Manual docs rot the moment you ship. Here's how to automatically generate documentation from your code and keep it current, so your team and your AI agents always read the truth.

CST
Code Summary Team
Automate DocumentationAI Documentation GeneratorDeveloper ToolsDocumentation

Every team has the same documentation story. You write it once, usually under deadline. It's accurate for about a week. Then you rename a module, swap a library, change an endpoint, and the docs quietly become fiction. Nobody updates them because updating docs is the chore everyone defers. Six months later the docs are actively misleading, and new hires and AI agents both trust them anyway.

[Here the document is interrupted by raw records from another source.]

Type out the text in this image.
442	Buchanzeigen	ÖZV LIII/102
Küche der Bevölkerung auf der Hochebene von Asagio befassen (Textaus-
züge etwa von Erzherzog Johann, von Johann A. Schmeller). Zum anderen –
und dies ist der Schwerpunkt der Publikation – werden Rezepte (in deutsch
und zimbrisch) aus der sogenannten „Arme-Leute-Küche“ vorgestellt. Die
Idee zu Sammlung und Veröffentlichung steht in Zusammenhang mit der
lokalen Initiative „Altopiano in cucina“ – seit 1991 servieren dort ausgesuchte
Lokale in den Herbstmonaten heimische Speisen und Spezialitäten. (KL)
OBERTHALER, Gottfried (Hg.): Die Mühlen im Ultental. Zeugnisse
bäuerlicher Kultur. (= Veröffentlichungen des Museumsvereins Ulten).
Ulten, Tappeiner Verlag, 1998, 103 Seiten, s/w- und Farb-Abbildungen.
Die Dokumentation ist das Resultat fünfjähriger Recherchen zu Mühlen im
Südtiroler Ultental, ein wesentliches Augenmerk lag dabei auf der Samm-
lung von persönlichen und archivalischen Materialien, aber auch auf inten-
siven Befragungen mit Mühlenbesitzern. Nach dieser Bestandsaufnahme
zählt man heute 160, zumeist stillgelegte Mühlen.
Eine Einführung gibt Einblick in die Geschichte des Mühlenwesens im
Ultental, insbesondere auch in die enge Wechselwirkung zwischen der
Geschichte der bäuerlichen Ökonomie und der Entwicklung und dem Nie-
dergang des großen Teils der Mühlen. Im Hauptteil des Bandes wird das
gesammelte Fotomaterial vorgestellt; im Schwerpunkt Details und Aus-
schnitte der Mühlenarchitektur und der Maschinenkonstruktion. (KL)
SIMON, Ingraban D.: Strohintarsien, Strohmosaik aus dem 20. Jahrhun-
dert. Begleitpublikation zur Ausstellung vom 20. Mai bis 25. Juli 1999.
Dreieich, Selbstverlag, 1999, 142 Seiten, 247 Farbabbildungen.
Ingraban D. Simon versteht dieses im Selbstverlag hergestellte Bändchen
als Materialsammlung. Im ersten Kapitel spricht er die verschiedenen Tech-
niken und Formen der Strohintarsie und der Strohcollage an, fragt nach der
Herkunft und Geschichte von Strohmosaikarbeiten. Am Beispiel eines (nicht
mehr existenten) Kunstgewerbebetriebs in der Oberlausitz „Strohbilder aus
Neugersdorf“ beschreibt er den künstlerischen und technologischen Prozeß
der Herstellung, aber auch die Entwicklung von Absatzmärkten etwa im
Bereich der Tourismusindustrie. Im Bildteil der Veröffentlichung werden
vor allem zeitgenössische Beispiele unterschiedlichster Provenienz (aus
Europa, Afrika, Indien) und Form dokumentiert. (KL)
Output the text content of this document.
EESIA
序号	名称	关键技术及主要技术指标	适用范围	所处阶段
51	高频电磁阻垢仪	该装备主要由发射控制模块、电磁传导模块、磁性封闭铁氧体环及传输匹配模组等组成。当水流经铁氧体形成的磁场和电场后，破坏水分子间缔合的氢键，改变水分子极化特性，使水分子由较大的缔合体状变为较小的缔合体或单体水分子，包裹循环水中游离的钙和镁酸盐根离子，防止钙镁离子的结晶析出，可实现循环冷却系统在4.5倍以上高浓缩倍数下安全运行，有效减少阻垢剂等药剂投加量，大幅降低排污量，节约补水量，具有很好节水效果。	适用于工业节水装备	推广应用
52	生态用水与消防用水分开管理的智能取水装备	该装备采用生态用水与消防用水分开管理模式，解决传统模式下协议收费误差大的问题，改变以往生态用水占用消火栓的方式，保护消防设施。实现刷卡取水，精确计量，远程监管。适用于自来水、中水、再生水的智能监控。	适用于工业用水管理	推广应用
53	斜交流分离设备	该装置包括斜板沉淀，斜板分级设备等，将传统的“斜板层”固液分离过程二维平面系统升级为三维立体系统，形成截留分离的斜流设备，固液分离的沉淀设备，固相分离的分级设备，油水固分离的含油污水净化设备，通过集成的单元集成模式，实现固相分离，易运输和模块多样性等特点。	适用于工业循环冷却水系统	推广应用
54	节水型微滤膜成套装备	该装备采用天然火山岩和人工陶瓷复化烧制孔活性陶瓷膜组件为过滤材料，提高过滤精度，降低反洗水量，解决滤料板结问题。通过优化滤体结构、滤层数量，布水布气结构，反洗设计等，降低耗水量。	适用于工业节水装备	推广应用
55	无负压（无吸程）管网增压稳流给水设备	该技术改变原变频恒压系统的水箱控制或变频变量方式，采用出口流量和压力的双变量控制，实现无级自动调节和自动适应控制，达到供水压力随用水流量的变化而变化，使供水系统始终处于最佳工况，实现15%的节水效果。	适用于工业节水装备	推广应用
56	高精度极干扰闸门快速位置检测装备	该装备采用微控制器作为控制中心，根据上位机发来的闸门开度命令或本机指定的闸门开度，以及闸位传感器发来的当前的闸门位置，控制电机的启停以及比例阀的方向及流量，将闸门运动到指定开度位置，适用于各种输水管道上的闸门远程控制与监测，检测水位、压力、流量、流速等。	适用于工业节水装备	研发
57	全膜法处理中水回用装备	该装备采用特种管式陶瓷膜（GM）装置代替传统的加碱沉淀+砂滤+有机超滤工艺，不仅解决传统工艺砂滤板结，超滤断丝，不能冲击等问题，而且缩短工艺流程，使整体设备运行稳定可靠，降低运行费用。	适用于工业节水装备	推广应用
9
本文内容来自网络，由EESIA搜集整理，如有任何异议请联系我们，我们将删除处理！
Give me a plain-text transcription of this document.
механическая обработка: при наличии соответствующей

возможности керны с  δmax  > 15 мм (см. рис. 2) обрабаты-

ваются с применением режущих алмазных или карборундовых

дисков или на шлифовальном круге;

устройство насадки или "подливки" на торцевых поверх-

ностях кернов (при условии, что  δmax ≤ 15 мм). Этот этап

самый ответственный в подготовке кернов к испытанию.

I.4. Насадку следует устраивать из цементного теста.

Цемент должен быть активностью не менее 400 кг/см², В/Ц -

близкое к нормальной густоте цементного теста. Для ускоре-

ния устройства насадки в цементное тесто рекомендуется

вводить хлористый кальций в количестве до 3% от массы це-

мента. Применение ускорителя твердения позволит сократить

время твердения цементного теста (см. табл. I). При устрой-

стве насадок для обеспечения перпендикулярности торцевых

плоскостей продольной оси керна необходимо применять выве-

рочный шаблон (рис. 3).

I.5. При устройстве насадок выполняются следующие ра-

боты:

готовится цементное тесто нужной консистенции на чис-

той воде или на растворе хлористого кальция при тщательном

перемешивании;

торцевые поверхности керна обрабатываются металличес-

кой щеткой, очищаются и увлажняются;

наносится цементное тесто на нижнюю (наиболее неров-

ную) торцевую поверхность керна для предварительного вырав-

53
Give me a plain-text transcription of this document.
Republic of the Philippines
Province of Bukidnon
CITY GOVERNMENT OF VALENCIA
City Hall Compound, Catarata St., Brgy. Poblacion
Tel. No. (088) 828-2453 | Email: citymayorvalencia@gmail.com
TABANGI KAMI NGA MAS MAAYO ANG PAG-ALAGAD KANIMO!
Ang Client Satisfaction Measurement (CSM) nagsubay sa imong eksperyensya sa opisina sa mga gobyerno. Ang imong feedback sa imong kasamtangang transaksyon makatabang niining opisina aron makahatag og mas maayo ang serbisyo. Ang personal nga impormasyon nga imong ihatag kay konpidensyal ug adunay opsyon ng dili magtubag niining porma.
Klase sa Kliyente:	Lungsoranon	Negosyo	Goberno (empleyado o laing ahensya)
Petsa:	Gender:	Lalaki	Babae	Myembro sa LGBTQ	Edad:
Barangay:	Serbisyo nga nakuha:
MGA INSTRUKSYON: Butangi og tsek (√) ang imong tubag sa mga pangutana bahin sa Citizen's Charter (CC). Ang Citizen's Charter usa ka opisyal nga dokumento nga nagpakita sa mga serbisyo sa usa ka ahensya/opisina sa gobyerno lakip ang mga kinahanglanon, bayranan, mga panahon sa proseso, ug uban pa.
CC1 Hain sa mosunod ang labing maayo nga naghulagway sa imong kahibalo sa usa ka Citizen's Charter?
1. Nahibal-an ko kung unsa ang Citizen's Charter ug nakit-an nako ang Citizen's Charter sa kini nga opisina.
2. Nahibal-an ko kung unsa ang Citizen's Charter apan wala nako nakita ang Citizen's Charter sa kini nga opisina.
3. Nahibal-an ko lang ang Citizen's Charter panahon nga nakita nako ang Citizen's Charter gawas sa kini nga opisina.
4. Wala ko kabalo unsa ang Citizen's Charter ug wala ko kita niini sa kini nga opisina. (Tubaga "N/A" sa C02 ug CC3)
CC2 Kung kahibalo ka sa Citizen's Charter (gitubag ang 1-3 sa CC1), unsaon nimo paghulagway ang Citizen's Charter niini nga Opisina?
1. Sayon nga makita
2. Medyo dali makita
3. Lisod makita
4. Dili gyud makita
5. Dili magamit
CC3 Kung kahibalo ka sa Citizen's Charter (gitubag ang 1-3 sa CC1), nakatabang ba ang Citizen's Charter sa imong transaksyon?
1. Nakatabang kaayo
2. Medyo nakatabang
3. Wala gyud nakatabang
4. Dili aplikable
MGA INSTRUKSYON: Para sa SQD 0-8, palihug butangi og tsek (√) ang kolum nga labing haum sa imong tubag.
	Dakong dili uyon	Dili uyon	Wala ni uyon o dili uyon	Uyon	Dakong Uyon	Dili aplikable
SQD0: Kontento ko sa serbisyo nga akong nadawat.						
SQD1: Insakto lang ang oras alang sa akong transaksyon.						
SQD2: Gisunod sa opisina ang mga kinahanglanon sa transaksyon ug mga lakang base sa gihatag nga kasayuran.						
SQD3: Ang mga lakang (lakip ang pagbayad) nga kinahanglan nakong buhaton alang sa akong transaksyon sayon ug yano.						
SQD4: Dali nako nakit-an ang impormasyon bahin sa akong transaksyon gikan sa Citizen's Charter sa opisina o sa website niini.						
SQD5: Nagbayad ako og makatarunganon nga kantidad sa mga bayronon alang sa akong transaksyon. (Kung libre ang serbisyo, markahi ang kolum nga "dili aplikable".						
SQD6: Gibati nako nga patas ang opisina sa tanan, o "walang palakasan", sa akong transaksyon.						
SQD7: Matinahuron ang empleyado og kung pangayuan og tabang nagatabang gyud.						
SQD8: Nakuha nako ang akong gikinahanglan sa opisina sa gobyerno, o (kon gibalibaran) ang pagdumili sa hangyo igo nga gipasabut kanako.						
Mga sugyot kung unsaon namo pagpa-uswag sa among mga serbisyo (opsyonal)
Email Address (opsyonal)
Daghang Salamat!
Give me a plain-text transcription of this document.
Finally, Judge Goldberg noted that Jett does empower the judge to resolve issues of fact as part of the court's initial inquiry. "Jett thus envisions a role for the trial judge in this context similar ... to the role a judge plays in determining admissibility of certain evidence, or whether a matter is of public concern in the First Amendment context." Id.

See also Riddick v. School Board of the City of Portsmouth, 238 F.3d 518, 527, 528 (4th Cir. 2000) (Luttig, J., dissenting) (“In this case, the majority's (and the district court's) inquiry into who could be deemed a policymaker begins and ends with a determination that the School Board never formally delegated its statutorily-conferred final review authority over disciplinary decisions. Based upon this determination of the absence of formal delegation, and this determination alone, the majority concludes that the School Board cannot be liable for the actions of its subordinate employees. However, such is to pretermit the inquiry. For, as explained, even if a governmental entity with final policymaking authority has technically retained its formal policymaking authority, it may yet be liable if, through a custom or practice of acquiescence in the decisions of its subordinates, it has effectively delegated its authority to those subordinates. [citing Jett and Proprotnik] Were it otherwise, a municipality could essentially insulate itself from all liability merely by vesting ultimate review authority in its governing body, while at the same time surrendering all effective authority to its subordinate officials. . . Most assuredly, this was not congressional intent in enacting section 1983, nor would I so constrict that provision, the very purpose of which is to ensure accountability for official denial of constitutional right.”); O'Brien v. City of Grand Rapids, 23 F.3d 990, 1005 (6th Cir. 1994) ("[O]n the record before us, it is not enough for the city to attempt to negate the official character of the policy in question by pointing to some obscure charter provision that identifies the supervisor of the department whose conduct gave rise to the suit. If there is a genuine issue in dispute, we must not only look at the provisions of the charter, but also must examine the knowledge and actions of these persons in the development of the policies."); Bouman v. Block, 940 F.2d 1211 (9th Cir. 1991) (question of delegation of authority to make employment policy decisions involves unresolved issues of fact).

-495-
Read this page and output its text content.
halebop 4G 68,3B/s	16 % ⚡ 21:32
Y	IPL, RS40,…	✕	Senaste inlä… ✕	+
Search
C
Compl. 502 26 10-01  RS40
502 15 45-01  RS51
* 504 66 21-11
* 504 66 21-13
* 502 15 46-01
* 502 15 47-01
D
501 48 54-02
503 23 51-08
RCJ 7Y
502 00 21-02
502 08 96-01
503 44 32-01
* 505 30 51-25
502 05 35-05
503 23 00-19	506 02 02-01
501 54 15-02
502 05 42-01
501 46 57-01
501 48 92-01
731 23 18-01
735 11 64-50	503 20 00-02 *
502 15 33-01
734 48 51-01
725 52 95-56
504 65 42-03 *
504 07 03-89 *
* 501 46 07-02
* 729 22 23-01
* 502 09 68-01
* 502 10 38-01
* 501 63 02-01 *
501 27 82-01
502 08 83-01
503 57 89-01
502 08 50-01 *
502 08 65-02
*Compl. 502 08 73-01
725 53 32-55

The fix isn't more discipline. It's removing the manual step. Documentation should be generated from the code and regenerated when the code changes, so it can't drift. Here's how to automate it.

Why manual documentation always rots

Manual docs fail for a structural reason: the source of truth (your code) and the description of it (your docs) live in two places and are updated by two different processes. Code changes on every push. Docs change when someone remembers. Those two clocks drift apart immediately, and the gap only grows.

Automating documentation closes that gap by making the docs a product of the code instead of a parallel artifact. When the code is the input, the docs can't describe a version that no longer exists.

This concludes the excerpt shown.